# Tokenization Coding

Tokenizing breaks down sentences into words. To do this with PySpark, we'll use the PySpark Machine Learning (ML) library. Start by creating a new notebook, installing Spark, and creating a SparkSession, as demonstrated in the following code:

In [None]:
import os
# Find the latest version of spark 3.0  from http://www-us.apache.org/dist/spark/ and enter as the spark version
# For example:
# spark_version = 'spark-3.0.1'
spark_version = 'spark-3.0.1'
os.environ['SPARK_VERSION']=spark_version

# Install Spark and Java
!apt-get update
!apt-get install openjdk-11-jdk-headless -qq > /dev/null
!wget -q http://www-us.apache.org/dist/spark/$SPARK_VERSION/$SPARK_VERSION-bin-hadoop2.7.tgz
!tar xf $SPARK_VERSION-bin-hadoop2.7.tgz
!pip install -q findspark

# Set Environment Variables
import os
os.environ["JAVA_HOME"] = "/usr/lib/jvm/java-11-openjdk-amd64"
os.environ["SPARK_HOME"] = f"/content/{spark_version}-bin-hadoop2.7"

# Start a SparkSession
import findspark
findspark.init()

In [None]:
# Start Spark session
from pyspark.sql import SparkSession
spark = SparkSession.builder.appName("Tokens").getOrCreate()
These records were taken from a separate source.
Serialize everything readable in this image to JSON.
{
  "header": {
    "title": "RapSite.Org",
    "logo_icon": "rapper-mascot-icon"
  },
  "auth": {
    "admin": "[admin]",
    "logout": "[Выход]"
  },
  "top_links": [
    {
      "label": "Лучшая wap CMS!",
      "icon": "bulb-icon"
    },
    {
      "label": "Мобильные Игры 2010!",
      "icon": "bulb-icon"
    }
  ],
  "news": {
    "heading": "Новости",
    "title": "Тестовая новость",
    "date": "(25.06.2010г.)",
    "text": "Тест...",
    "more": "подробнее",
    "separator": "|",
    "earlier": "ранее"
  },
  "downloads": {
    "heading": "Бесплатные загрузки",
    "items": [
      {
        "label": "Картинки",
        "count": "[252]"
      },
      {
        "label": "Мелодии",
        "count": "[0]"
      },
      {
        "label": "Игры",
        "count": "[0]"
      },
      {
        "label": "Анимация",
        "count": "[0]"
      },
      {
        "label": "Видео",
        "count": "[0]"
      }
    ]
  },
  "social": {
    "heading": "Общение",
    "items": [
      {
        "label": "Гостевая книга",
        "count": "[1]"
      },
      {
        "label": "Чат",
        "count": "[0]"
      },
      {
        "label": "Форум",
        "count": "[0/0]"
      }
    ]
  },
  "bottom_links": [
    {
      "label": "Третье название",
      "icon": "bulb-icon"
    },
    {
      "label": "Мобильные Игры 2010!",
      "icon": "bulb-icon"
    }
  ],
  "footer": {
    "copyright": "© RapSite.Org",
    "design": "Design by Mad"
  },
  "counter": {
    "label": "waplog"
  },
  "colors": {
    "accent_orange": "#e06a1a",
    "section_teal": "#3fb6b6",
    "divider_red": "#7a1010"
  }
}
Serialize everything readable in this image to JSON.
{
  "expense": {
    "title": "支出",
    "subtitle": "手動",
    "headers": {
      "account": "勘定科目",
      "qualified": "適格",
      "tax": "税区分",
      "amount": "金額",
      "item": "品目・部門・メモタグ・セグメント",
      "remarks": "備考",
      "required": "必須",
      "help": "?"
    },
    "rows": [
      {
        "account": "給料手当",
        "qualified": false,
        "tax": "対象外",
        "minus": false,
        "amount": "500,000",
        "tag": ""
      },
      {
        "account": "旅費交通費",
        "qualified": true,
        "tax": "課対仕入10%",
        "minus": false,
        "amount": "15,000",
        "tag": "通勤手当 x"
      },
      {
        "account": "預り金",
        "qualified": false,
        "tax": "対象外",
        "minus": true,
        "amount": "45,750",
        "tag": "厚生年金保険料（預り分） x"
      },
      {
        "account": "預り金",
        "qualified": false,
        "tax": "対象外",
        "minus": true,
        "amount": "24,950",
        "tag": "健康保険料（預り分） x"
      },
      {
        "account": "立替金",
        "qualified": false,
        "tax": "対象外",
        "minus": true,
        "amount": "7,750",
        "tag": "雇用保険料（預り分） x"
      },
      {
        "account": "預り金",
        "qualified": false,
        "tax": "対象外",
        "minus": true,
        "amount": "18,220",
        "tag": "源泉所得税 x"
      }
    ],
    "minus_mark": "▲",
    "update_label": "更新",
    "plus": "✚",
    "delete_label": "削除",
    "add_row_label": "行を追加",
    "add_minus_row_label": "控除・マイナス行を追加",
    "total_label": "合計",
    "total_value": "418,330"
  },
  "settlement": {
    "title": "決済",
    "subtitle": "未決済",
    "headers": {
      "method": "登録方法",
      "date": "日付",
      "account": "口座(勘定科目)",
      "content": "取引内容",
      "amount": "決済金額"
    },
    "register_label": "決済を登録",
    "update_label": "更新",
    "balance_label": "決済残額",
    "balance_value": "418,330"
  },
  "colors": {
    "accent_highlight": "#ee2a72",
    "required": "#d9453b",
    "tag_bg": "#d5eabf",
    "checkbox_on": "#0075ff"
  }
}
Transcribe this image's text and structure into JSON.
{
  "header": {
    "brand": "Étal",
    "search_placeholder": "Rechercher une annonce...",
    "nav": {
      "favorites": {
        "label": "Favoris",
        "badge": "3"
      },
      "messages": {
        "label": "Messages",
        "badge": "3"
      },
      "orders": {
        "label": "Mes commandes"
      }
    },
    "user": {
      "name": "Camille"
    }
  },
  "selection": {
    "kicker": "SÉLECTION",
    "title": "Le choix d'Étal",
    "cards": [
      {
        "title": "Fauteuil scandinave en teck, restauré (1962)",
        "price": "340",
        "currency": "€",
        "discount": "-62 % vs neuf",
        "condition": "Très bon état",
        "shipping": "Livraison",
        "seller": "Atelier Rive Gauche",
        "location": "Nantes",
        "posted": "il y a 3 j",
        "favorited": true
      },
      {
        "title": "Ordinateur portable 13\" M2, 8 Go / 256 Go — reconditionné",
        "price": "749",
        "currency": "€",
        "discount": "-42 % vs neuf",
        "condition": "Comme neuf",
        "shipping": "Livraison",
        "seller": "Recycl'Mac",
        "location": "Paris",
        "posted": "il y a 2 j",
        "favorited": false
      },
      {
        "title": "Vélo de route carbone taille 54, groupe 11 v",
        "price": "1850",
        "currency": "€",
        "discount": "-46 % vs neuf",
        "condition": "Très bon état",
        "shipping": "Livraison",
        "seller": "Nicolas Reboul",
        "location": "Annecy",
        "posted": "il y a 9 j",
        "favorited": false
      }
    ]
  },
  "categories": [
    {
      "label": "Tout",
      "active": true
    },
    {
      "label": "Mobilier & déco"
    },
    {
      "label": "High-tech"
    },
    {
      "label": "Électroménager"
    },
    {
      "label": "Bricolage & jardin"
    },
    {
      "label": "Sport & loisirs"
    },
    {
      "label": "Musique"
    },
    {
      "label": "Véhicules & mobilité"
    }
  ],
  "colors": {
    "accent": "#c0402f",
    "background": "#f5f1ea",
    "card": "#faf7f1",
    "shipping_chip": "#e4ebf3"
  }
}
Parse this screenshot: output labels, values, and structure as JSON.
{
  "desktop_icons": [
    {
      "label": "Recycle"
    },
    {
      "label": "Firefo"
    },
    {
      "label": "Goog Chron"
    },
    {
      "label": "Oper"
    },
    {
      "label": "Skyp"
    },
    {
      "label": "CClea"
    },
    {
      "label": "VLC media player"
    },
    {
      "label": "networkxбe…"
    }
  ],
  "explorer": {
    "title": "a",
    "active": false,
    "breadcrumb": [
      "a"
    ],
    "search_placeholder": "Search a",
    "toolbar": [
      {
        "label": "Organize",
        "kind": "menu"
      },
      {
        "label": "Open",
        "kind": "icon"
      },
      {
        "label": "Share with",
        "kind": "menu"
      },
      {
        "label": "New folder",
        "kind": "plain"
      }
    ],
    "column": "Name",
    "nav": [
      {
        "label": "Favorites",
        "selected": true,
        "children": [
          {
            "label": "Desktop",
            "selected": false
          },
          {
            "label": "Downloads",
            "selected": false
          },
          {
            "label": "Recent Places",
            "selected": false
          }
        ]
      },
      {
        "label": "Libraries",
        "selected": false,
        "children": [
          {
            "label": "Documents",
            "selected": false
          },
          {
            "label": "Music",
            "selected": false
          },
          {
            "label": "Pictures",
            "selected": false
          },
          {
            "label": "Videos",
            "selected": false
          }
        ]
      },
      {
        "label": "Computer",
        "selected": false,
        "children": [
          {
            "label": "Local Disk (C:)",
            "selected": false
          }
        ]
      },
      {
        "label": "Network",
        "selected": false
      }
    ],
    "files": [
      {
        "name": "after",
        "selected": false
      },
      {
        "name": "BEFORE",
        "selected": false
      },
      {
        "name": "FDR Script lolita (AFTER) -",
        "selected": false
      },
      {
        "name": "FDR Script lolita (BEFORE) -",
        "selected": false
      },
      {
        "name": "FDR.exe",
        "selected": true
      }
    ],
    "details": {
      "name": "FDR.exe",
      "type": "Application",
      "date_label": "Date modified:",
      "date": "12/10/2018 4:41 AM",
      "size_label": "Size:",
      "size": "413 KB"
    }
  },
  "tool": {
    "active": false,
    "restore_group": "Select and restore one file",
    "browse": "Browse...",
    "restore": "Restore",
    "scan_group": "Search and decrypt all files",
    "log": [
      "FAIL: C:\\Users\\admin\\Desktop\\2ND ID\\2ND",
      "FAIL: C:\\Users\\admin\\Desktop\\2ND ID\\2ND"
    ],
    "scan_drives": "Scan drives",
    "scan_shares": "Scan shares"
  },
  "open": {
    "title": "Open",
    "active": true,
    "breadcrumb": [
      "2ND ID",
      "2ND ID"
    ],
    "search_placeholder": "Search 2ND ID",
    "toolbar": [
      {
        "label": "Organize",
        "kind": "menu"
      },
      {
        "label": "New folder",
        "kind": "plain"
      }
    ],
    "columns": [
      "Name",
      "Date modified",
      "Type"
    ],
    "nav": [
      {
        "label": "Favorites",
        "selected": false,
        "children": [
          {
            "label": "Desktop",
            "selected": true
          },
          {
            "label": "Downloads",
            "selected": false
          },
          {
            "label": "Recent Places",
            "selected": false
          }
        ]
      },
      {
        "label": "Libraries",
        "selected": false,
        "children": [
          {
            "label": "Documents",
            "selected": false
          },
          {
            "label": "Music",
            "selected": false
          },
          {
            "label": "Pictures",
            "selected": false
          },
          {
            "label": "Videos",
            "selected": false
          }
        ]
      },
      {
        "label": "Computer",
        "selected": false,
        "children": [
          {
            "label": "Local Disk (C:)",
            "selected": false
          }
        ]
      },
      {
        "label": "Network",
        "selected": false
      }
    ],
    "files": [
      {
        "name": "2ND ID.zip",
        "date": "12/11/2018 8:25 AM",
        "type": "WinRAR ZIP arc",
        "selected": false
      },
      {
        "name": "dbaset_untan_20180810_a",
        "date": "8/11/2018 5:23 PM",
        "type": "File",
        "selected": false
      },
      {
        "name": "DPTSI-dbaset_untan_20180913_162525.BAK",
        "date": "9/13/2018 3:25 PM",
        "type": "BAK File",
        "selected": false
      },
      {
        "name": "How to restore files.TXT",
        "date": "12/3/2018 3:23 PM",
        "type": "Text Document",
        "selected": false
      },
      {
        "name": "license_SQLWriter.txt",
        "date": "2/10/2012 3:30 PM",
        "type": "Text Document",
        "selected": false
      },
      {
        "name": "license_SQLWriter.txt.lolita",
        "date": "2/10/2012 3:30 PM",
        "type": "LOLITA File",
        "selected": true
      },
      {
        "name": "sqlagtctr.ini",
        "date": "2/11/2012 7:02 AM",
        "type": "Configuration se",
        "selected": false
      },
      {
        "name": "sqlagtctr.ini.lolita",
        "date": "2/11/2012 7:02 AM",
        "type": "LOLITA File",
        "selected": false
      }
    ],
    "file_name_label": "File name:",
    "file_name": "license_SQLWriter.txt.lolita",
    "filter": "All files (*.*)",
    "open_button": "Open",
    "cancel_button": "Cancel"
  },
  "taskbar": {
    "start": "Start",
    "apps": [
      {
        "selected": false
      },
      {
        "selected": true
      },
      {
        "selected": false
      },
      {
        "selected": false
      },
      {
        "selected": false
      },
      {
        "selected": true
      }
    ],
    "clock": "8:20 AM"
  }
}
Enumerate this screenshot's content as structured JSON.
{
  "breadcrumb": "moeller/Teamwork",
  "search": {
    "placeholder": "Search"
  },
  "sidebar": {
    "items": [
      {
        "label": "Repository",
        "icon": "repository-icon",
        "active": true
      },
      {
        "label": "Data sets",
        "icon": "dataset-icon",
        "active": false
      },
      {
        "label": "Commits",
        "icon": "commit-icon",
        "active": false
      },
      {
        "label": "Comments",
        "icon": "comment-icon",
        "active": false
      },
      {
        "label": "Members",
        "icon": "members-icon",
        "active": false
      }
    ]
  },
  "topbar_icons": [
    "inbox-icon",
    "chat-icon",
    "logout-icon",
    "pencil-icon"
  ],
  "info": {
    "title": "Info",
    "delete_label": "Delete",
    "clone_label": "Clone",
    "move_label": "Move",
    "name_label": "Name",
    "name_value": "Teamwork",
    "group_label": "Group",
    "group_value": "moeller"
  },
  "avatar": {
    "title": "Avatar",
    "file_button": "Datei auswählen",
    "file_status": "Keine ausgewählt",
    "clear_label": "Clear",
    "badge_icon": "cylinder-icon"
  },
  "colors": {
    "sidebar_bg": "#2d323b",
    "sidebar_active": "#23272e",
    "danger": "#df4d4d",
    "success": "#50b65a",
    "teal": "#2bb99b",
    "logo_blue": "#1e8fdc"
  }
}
Next, we'll import the Tokenizer library. Type and run the following code:

In [None]:
from pyspark.ml.feature import Tokenizer

Spark gives us the ability to create a DataFrame from scratch as well. Although you'll mainly use DataFrames imported from data, the ability to create quick, small DataFrames allows for quick, easy testing. We'll create a small DataFrame that will show the pre-tokenized data, using the following code:

In [None]:
# Create Sample Dataframe
dataframe = spark.createDataFrame([
    (0, 'Spark is Great'),
    (1, 'We are learning Spark'),
    (2, 'Spark is better thatn hadoop no doubt')
], ['id','sentence'])

datframe.show()


![image.png](attachment:image.png)

The tokenizer function takes input and output parameters. The input passes the name of the column that we want to have tokenized, and the output takes the name that we want the column called. Type and run the following code:

In [None]:
# Tokenize sentences
tokenizer = Tokenizer(inputCol="sentence", outputCol="words")
tokenizer

The tokenizer that we created uses a transform method that takes a DataFrame as input. This is a transformation, so to reveal the results, we'll call show(truncate=False) as our action to display the results without shortening the output, as shown below:



In [None]:
# Transform and show Dataframe
tokenized_df = tokenizer.transform(dataframe)
tokenized_df.show(truncate=False)

![image.png](attachment:image.png)

To summarize, we started with a DataFrame that contained full sentences (the big task), then ran the tokenizer to break the text down to a list of words (small task).

### NOTE
You may notice that the tokenizer looks similar to the split() method in Python.

## User-defined functions (UDFs)
User-defined functions (UDFs) are functions created by the user to add custom output columns.

For the example below, we can create a function that will enhance our tokenizer by returning a word count for each line. Start by creating a Python function that takes a list of words as its input, then returns the length of that list. Type and run the following code:

In [None]:
# Create a function to return the length of a list
def word_list_length(word_list):
    return len(word_list)

Next, we'll import the udf function, the col function to select a column to be passed into a function, and the type IntegerType that will be used in our udf to define the data type of the output, as follows:

In [None]:
from pyspark.sql.functions import col, udf
from pyspark.sql.types import IntegerType

Using the udf function, we can create our function to be passed in. The udf will take in the name of the function as a parameter and the output data type, which is the IntegerType that we just imported. Type and run the following code:

In [None]:
# Create a user defined function
count_tokens = udf(word_list_length, IntegerType())

Now we can redo the tokenizer process. Only this time, after the DataFrame has outputted the tokenized values, we can use our own created function to return the number of tokens created. This will give us another data point to use in the future, if needed. Type and run the following code:

In [None]:
# Create our Tokenizer
tokenizer = Tokenizer(inputCol='sentence', outputCol='words')

In [None]:
# Transform DataFrame
tokenized_df = tokenizer.transform(dataframe)

In [None]:
# Select the needed columns nad don't truncate results
tokenized_df.withColumn('tokens', count_tokens(col('words'))).show(truncate=False)

![image.png](attachment:image.png)